A major problem with Onyx is that the bandwith to the graphics pipe is a bottleneck. Using display lists is really important as it overcomes this by downloading the objects once to be reused many times, I’ve often seen a doubling in throughput when moving to display lists. However, if your data is dynamically change every frame, creating a display list is not an option - you could try it but it’ll be slower as the display list will need to be created and downloaded on every frame, only to be reused once.

The T&L peformance of the Onyx can also be bottleneck, its just can’t match an modern PC graphics card, even the low end cards.
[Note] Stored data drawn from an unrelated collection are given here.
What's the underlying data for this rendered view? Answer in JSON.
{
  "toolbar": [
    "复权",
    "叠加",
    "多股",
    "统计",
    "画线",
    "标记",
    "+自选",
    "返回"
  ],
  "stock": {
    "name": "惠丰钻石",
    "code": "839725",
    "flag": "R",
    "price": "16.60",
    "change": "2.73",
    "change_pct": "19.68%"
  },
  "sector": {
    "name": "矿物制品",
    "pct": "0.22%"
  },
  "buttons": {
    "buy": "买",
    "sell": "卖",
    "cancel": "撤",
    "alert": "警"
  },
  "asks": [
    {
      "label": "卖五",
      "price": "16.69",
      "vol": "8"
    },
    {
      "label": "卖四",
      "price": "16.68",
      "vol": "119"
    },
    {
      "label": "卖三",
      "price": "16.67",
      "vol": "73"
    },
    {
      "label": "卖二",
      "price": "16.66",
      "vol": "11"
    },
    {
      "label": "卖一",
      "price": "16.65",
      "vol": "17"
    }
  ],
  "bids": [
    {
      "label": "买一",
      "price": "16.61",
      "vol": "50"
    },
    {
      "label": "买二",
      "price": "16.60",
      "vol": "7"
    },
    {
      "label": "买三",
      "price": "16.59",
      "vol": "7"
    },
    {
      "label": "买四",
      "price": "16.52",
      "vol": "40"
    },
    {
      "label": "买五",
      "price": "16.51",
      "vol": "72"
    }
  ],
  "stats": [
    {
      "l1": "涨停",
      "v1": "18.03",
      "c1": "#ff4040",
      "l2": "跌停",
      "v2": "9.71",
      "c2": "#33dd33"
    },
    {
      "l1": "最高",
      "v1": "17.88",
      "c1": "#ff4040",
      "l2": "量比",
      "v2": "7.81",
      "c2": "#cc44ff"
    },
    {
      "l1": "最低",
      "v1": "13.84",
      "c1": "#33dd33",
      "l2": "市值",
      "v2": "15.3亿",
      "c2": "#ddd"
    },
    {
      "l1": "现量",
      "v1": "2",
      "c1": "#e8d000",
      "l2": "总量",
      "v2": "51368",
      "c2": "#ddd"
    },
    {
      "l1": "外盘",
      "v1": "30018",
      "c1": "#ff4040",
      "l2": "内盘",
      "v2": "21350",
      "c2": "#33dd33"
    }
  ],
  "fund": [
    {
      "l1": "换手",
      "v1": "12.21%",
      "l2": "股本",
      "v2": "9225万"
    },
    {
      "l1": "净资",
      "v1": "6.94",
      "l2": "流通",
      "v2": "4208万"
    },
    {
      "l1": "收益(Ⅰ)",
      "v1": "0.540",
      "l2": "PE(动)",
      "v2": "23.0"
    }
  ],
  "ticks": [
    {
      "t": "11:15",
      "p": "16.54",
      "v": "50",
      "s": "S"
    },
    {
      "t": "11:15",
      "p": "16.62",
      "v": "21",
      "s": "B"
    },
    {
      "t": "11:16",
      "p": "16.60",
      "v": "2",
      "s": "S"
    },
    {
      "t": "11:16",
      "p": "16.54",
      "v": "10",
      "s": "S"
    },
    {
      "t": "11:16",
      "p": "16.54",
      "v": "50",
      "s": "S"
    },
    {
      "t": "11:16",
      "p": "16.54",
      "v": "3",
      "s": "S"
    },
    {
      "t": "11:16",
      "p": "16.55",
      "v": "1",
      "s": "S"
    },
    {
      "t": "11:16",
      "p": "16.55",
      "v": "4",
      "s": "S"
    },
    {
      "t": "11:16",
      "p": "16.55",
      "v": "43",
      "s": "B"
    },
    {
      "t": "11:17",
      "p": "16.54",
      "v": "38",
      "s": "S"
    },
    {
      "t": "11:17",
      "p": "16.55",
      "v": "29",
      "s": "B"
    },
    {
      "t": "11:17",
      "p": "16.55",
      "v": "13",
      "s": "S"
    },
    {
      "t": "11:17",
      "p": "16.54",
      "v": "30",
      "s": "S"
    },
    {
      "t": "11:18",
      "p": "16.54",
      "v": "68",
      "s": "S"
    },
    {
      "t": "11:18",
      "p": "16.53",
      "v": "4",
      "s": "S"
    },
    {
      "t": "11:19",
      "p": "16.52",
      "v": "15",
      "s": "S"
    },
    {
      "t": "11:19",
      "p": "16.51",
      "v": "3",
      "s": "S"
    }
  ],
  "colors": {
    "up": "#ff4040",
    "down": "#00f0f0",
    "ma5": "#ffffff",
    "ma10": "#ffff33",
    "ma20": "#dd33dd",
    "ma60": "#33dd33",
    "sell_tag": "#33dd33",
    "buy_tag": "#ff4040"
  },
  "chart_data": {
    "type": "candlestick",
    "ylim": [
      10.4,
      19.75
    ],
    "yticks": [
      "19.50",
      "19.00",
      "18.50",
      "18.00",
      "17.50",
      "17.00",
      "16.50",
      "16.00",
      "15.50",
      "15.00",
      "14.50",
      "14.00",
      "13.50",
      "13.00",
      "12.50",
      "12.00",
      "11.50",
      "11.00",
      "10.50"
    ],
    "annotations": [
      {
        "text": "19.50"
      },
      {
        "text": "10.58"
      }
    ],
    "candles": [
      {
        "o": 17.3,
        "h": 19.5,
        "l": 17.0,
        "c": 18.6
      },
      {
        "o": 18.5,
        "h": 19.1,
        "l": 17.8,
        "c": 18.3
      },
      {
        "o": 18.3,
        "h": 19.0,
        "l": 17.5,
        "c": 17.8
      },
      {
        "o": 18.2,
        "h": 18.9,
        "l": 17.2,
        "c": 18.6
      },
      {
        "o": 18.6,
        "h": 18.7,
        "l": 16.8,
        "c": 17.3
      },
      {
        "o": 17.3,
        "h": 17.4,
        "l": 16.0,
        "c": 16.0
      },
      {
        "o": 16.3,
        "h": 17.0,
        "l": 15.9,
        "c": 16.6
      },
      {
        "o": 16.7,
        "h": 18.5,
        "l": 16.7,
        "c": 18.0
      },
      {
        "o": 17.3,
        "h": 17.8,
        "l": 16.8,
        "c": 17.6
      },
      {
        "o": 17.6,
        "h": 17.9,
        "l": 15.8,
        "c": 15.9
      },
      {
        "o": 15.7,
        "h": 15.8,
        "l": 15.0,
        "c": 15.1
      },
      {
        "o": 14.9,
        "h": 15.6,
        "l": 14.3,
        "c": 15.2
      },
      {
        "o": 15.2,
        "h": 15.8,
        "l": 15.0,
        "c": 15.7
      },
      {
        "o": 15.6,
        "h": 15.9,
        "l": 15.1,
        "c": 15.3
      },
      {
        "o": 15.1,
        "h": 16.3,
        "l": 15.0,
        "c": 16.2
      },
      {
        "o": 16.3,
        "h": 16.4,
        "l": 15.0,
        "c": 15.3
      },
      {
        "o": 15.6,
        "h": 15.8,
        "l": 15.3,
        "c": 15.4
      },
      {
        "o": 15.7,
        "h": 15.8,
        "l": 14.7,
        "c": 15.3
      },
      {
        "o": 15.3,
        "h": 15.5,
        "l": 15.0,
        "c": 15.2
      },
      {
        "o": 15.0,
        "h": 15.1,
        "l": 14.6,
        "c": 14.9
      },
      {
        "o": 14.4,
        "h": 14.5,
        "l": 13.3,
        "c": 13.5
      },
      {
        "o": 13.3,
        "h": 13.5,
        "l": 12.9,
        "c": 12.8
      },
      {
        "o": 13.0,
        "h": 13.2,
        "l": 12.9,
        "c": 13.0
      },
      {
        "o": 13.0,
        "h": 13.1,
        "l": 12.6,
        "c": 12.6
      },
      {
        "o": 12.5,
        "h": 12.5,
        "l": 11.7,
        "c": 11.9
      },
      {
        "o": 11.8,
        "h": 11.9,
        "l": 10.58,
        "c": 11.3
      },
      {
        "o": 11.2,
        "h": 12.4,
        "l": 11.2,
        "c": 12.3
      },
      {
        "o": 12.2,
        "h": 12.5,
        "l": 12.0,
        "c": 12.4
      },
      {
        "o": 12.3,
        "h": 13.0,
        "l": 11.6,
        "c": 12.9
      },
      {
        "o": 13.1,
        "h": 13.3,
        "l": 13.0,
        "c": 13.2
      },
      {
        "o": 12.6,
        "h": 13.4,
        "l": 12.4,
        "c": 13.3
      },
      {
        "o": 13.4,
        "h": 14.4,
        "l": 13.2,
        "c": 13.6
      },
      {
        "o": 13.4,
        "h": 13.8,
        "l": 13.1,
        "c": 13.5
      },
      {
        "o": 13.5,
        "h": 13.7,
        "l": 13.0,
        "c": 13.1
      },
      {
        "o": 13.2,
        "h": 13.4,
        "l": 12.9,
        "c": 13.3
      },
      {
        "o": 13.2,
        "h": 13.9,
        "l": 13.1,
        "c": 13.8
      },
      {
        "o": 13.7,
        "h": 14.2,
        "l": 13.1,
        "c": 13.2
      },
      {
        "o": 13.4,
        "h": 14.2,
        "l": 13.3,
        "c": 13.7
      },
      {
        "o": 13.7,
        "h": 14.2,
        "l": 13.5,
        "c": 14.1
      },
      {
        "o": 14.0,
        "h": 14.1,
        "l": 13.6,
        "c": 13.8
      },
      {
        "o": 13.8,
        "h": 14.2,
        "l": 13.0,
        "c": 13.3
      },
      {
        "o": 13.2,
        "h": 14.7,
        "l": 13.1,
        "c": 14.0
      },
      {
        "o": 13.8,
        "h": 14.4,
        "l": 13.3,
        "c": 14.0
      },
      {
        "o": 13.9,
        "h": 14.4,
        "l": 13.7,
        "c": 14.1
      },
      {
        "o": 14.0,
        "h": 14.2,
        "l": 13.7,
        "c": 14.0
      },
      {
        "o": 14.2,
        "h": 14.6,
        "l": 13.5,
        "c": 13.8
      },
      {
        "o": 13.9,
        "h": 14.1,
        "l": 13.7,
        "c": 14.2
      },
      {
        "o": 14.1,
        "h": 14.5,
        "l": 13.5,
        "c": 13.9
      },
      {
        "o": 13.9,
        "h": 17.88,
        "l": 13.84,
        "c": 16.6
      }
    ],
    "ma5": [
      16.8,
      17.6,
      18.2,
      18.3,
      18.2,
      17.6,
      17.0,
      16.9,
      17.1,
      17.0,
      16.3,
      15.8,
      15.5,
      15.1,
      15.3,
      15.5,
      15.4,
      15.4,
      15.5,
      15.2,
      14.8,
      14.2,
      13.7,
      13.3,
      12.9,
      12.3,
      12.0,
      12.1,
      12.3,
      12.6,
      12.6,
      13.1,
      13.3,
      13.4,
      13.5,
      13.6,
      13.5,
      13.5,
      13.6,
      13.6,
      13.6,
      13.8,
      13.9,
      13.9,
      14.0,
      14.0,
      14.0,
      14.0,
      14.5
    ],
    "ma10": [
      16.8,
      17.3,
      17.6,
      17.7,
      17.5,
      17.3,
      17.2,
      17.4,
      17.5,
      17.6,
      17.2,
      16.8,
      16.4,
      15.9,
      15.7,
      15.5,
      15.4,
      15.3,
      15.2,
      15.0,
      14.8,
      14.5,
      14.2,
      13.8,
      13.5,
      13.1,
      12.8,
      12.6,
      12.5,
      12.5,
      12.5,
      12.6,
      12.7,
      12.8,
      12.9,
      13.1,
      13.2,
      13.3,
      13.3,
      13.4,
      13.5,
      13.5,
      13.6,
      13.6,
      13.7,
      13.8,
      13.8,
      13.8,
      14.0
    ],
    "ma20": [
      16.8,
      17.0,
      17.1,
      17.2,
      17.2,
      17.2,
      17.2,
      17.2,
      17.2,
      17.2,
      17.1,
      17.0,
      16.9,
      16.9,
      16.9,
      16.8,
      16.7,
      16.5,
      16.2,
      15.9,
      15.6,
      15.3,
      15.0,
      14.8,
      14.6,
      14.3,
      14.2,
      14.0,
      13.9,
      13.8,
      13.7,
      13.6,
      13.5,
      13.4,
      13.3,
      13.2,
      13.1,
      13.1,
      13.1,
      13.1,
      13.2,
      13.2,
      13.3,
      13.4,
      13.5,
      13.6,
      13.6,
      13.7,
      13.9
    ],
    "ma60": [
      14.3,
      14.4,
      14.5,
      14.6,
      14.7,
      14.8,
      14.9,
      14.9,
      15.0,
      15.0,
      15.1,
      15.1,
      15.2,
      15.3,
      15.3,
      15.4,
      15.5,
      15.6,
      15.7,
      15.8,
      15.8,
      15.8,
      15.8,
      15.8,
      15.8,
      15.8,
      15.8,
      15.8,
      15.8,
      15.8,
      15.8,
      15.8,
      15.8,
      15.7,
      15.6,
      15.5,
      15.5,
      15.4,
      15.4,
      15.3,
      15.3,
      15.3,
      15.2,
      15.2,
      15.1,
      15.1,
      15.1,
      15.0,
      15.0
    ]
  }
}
The real strength of Onyx lies in its FSAA implementation, which alas you arn’t able to appreciate in this case since the bottleneck almost certainly lies in the bandwith to the graphics pipe :expressionless:

In the end I think you’ll just have to settle for modest peformance on the Onyx, and try make the coding clean enough so you can utilise VBO under Windows/Linux/OSX. The later probably won’t even need optimizing as they’ll probably outpeform the Onyx as is.

Robert.

Well, using the vertex arrays range extension I got a +100% improvement in performance running on my laptop, keeping down the route is certainly paying off linux wise.

With respect to the running the same stuff on Onyx IR3/4 I tried drawing quads rather than points, and got an significant performance improvement, which is interesting as I’m calling glVertex and glColor 4 times rather than once per object, suggesting that the number of points is not the bottleneck rather the actual rendering of the points themselves on IR…
Increasing the point size much above 5 pixels significantly degraded performance too…

thanks for you help!

Originally posted by RenderMonkey:
Increasing the point size much above 5 pixels significantly degraded performance too…

It is documented (I wish I could find the reference right now – I thought it was in the IRIX OpenGL manpages) that rendering of points at arbitrary sizes (either fractional or above a certain limit) might fall off the fast path. This is affected by the “niceness” settings. This is also true for commodity graphics hardware.